Foi daqui.
Gosto da rua. Satisfaz-me a ideia de passear nos mais diversos sítios e tenho pelo espaço onde nos movimentamos o maior dos apreços.
Assisti a muitos movimentos de rua e acredito na validade desse tipo de manifestação de vontades. Mas já não sou muito dado a grandes aglomerações de pessoas em recintos fechados, sejam concertos musicais ou espectáculos desportivos.
Feita esta declaração de interesses, vamos então à ideia que me trouxe aqui.
Sou professor e pai.
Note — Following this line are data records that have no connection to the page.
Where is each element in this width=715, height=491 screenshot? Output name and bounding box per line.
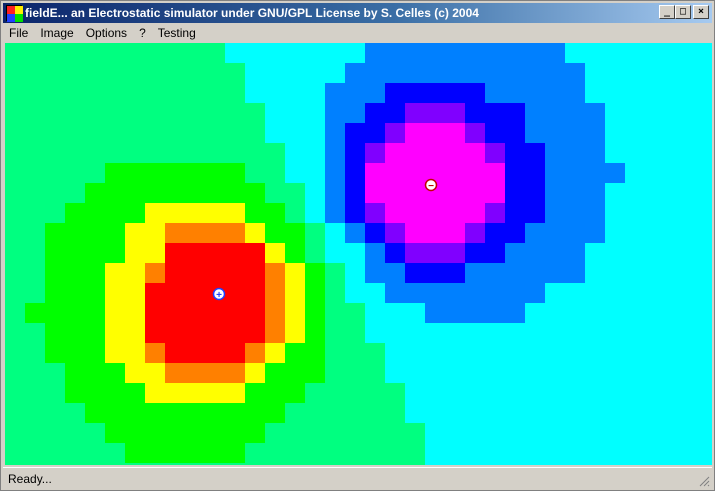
maximize-icon: □: [679, 6, 687, 17]
menu-image[interactable]: Image: [34, 24, 79, 42]
window-title: fieldE... an Electrostatic simulator und…: [25, 6, 479, 20]
menu-help[interactable]: ?: [133, 24, 152, 42]
minimize-button[interactable]: _: [659, 5, 675, 19]
window-controls: _ □ ×: [659, 5, 709, 19]
field-canvas[interactable]: + −: [5, 43, 712, 465]
menu-options[interactable]: Options: [80, 24, 133, 42]
status-text: Ready...: [8, 471, 52, 486]
negative-charge-symbol: −: [428, 181, 434, 192]
status-bar: Ready...: [3, 467, 712, 489]
menu-bar: File Image Options ? Testing: [3, 24, 712, 42]
minimize-icon: _: [663, 6, 671, 17]
potential-field-map[interactable]: + −: [5, 43, 712, 465]
app-icon[interactable]: [6, 5, 23, 22]
close-button[interactable]: ×: [693, 5, 709, 19]
potential-zone-positive-4-notch: [205, 363, 225, 383]
close-icon: ×: [697, 6, 705, 17]
maximize-button[interactable]: □: [675, 5, 691, 19]
menu-file[interactable]: File: [3, 24, 34, 42]
menu-testing[interactable]: Testing: [152, 24, 202, 42]
positive-charge-symbol: +: [216, 290, 222, 301]
title-bar[interactable]: fieldE... an Electrostatic simulator und…: [3, 3, 712, 23]
application-window: fieldE... an Electrostatic simulator und…: [0, 0, 715, 491]
resize-grip-icon[interactable]: [698, 475, 710, 487]
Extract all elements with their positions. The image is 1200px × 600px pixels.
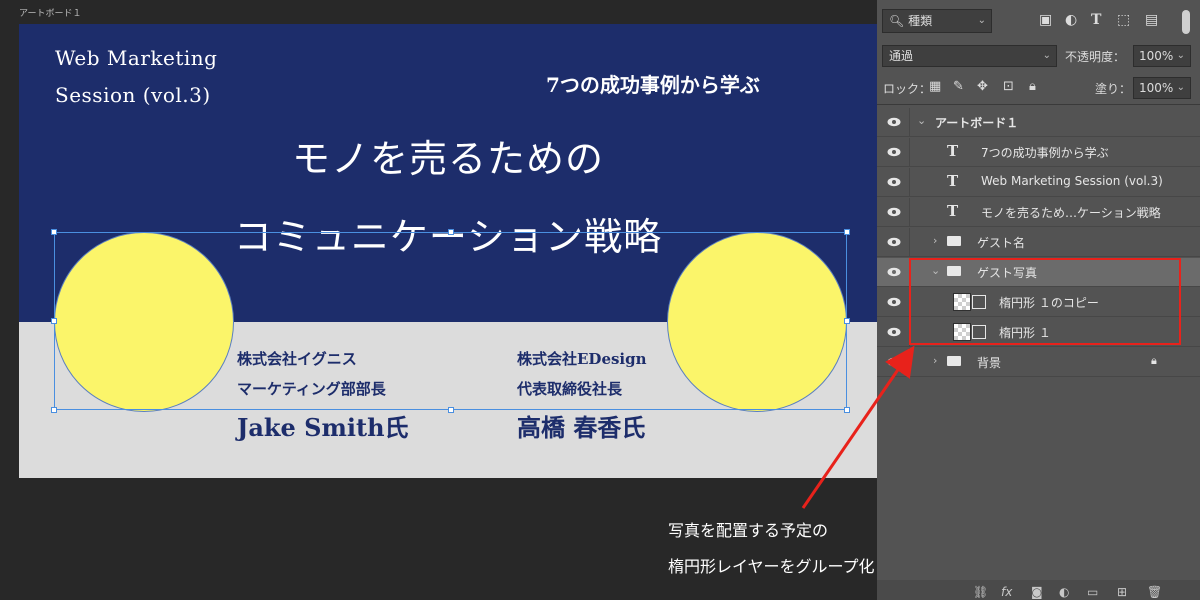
annotation-line2: 楕円形レイヤーをグループ化 bbox=[668, 557, 875, 576]
annotation-arrow bbox=[801, 345, 915, 509]
annotation-line1: 写真を配置する予定の bbox=[668, 521, 829, 540]
annotation-text: 写真を配置する予定の 楕円形レイヤーをグループ化 bbox=[668, 513, 875, 585]
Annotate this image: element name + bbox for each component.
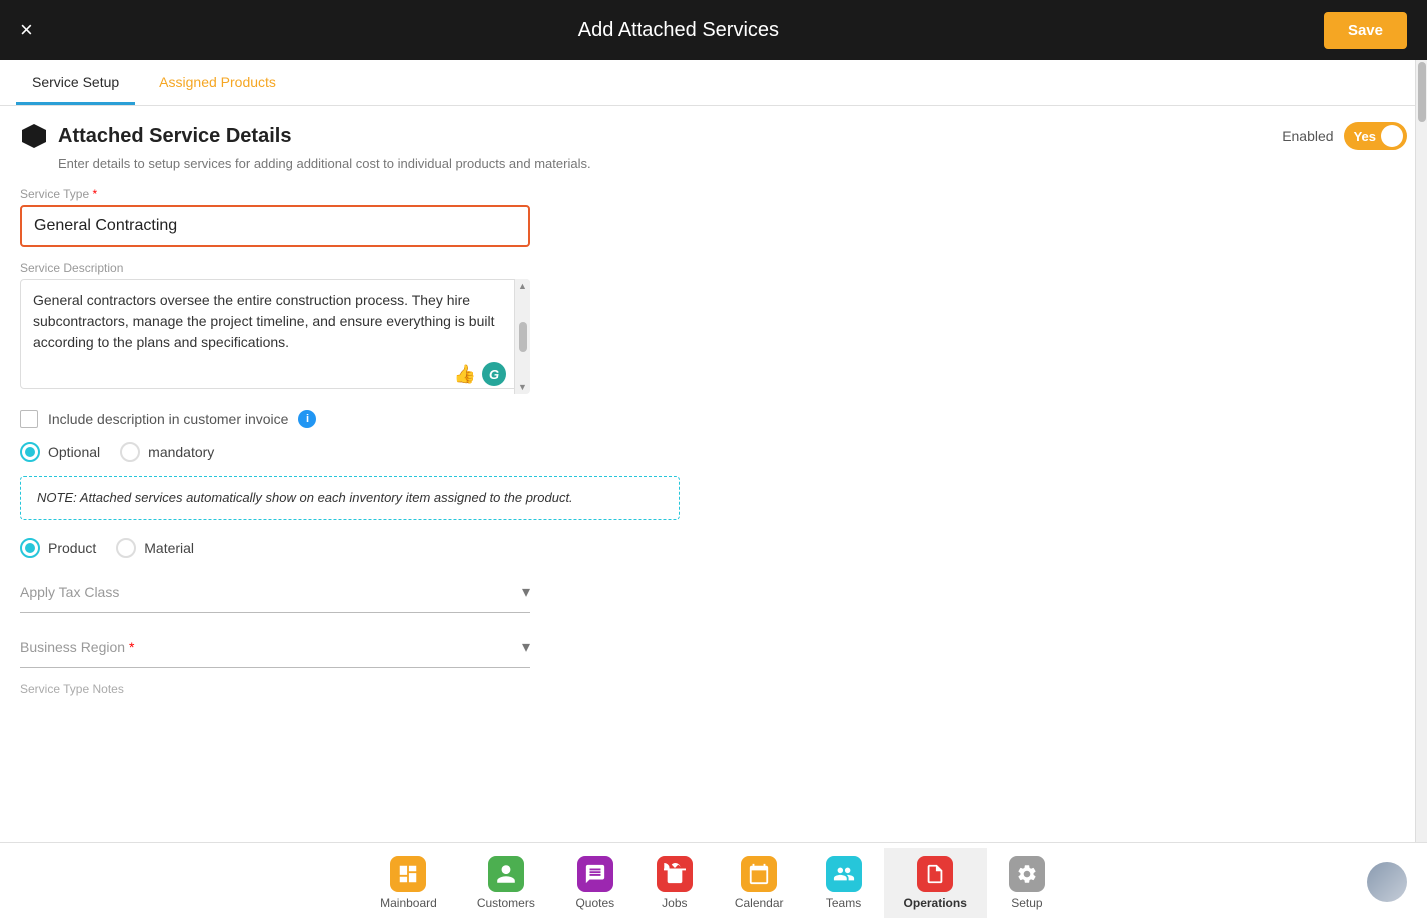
include-description-row: Include description in customer invoice … — [20, 410, 1407, 428]
teams-label: Teams — [826, 896, 861, 910]
page-title: Add Attached Services — [578, 19, 779, 42]
section-description: Enter details to setup services for addi… — [58, 156, 1407, 171]
scroll-up-arrow[interactable]: ▲ — [518, 281, 527, 291]
nav-item-quotes[interactable]: Quotes — [555, 848, 635, 918]
service-type-notes-label: Service Type Notes — [20, 682, 1407, 696]
nav-items: Mainboard Customers Quotes Jobs Calendar — [360, 848, 1067, 918]
service-description-label: Service Description — [20, 261, 1407, 275]
business-region-label: Business Region * — [20, 639, 134, 655]
textarea-wrapper: General contractors oversee the entire c… — [20, 279, 530, 394]
optional-label: Optional — [48, 444, 100, 460]
tab-assigned-products[interactable]: Assigned Products — [143, 64, 292, 105]
avatar-image — [1367, 862, 1407, 902]
section-title: Attached Service Details — [58, 125, 291, 148]
note-text: NOTE: Attached services automatically sh… — [37, 490, 573, 505]
service-type-field: Service Type — [20, 187, 1407, 247]
main-content: Attached Service Details Enabled Yes Ent… — [0, 106, 1427, 842]
nav-item-customers[interactable]: Customers — [457, 848, 555, 918]
thumbs-up-icon: 👍 — [454, 364, 476, 385]
service-type-label: Service Type — [20, 187, 1407, 201]
nav-item-mainboard[interactable]: Mainboard — [360, 848, 457, 918]
nav-item-operations[interactable]: Operations — [884, 848, 987, 918]
grammarly-icon[interactable]: G — [482, 362, 506, 386]
apply-tax-class-field: Apply Tax Class ▾ — [20, 572, 1407, 613]
mandatory-label: mandatory — [148, 444, 214, 460]
calendar-label: Calendar — [735, 896, 784, 910]
nav-item-calendar[interactable]: Calendar — [715, 848, 804, 918]
service-type-input[interactable] — [20, 205, 530, 247]
mandatory-radio-circle — [120, 442, 140, 462]
mainboard-icon — [390, 856, 426, 892]
page-scrollbar[interactable] — [1415, 60, 1427, 842]
apply-tax-class-dropdown[interactable]: Apply Tax Class ▾ — [20, 572, 530, 613]
product-label: Product — [48, 540, 96, 556]
operations-icon — [917, 856, 953, 892]
note-box: NOTE: Attached services automatically sh… — [20, 476, 680, 520]
optional-mandatory-group: Optional mandatory — [20, 442, 1407, 462]
material-label: Material — [144, 540, 194, 556]
jobs-label: Jobs — [662, 896, 687, 910]
nav-item-jobs[interactable]: Jobs — [635, 848, 715, 918]
material-radio[interactable]: Material — [116, 538, 194, 558]
tabs-bar: Service Setup Assigned Products — [0, 60, 1427, 106]
product-radio[interactable]: Product — [20, 538, 96, 558]
setup-label: Setup — [1011, 896, 1042, 910]
service-description-field: Service Description General contractors … — [20, 261, 1407, 394]
business-region-dropdown[interactable]: Business Region * ▾ — [20, 627, 530, 668]
operations-label: Operations — [904, 896, 967, 910]
business-region-arrow-icon: ▾ — [522, 637, 530, 657]
avatar[interactable] — [1367, 862, 1407, 902]
toggle-switch[interactable]: Yes — [1344, 122, 1407, 150]
info-icon[interactable]: i — [298, 410, 316, 428]
nav-item-setup[interactable]: Setup — [987, 848, 1067, 918]
textarea-scrollbar[interactable]: ▲ ▼ — [514, 279, 530, 394]
optional-radio-circle — [20, 442, 40, 462]
teams-icon — [826, 856, 862, 892]
save-button[interactable]: Save — [1324, 12, 1407, 49]
product-material-group: Product Material — [20, 538, 1407, 558]
nav-item-teams[interactable]: Teams — [804, 848, 884, 918]
jobs-icon — [657, 856, 693, 892]
enabled-label: Enabled — [1282, 128, 1333, 144]
scroll-thumb — [519, 322, 527, 352]
business-region-field: Business Region * ▾ — [20, 627, 1407, 668]
optional-radio-dot — [25, 447, 35, 457]
customers-icon — [488, 856, 524, 892]
section-title-group: Attached Service Details — [20, 122, 291, 150]
toggle-circle — [1381, 125, 1403, 147]
material-radio-circle — [116, 538, 136, 558]
mainboard-label: Mainboard — [380, 896, 437, 910]
bottom-nav: Mainboard Customers Quotes Jobs Calendar — [0, 842, 1427, 922]
toggle-yes-label: Yes — [1354, 129, 1376, 144]
product-radio-dot — [25, 543, 35, 553]
product-radio-circle — [20, 538, 40, 558]
optional-radio[interactable]: Optional — [20, 442, 100, 462]
calendar-icon — [741, 856, 777, 892]
scroll-down-arrow[interactable]: ▼ — [518, 382, 527, 392]
tax-class-arrow-icon: ▾ — [522, 582, 530, 602]
service-type-notes-field: Service Type Notes — [20, 682, 1407, 696]
include-description-checkbox[interactable] — [20, 410, 38, 428]
close-button[interactable]: × — [20, 17, 33, 43]
customers-label: Customers — [477, 896, 535, 910]
textarea-icons: 👍 G — [454, 362, 506, 386]
section-header: Attached Service Details Enabled Yes — [20, 122, 1407, 150]
quotes-label: Quotes — [575, 896, 614, 910]
enabled-group: Enabled Yes — [1282, 122, 1407, 150]
apply-tax-class-label: Apply Tax Class — [20, 584, 119, 600]
include-description-label: Include description in customer invoice — [48, 411, 288, 427]
quotes-icon — [577, 856, 613, 892]
tab-service-setup[interactable]: Service Setup — [16, 64, 135, 105]
setup-icon — [1009, 856, 1045, 892]
mandatory-radio[interactable]: mandatory — [120, 442, 214, 462]
page-scroll-thumb — [1418, 62, 1426, 122]
hex-icon — [20, 122, 48, 150]
app-header: × Add Attached Services Save — [0, 0, 1427, 60]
São cerca de três o número de dezenas de anos que preenchem, de modo consecutivo, a minha vida profissional.
Exerci quase todas as funções que um professor pode exercer numa escola. Tenho a seguinte certeza: nas 12 cidades de Portugal onde fui professor, conheci encarregados de educação para todos os gostos e feitios. Guardo da relação com os encarregados de educação dos meus alunos, directos e indirectos, a melhor das recordações.
E para que isso fosse assim, houve sempre um princípio que todos respeitámos: o professor é o profissional, o que sabe do seu ofício e da organização do espaço onde o ensino acontece, e os encarregados de educação educam do melhor modo que são capazes.
Com o novo modelo de gestão escolar que se avizinha(va), começo a verificar sinais que indicam que algo de grave se poderá vir a passar: qualquer coisa que rapidamente se chamará de "estado de direito na rua". Assim mesmo.
Escolas invadidas por propósitos desqualificados, desqualificantes e efémeros. Não vale a pena estarmos com eufemismos: está criado na sociedade portuguesa um ambiente contrário ao exercício profissional dos professores. É evidente que continuarão a existir encarregados de educação bem formados, claro que sim. Mas o ambiente que se está gerar é propício aos maiores desmandos.
E mais: está em causa o exercício de autoridade por parte das escolas e dos professores. Se, como muitos consideram, é na família que se realiza grande parte do exercício afectivo das crianças e jovens, é na escola que o lado racional mais se afirma. A escola representa uma espaço que se situa entre o público e o privado. E só isto dava pano para mangas, porque as latitudes do afirmado não têm fronteiras tão definidas assim.
Esta ideia de trazer a família para o exercício do poder nas escolas pode ter efeitos desastrosos. A ser assim, as crianças e os jovens podem confundir os papéis e com isso alargarem aos dois espaços a componente menos racional e com isso verem diluir-se o exercício de autoridade necessário à formação da sua personalidade: a formação desta, com muitos também afirmam, apoia-se na sua própria negação.
Os mais avisados têm bem presente o que aconteceu com a hegemonia das "teses rogerianas" (Carl Rogers), onde o primado da relação empática entre professores e alunos se tornou um desígnio primeiro: entrava-se na sala de aula e não se sabia onde estava o professor.
Os professores necessitam de recuperar o espaço para ensinar. E que ninguém se iluda: se o caminho a percorrer tiver este sentido único, todos vão perder: os alunos, os seus encarregados de educação e os professores. E, como muitos afirmam, a médio prazo também a própria democracia.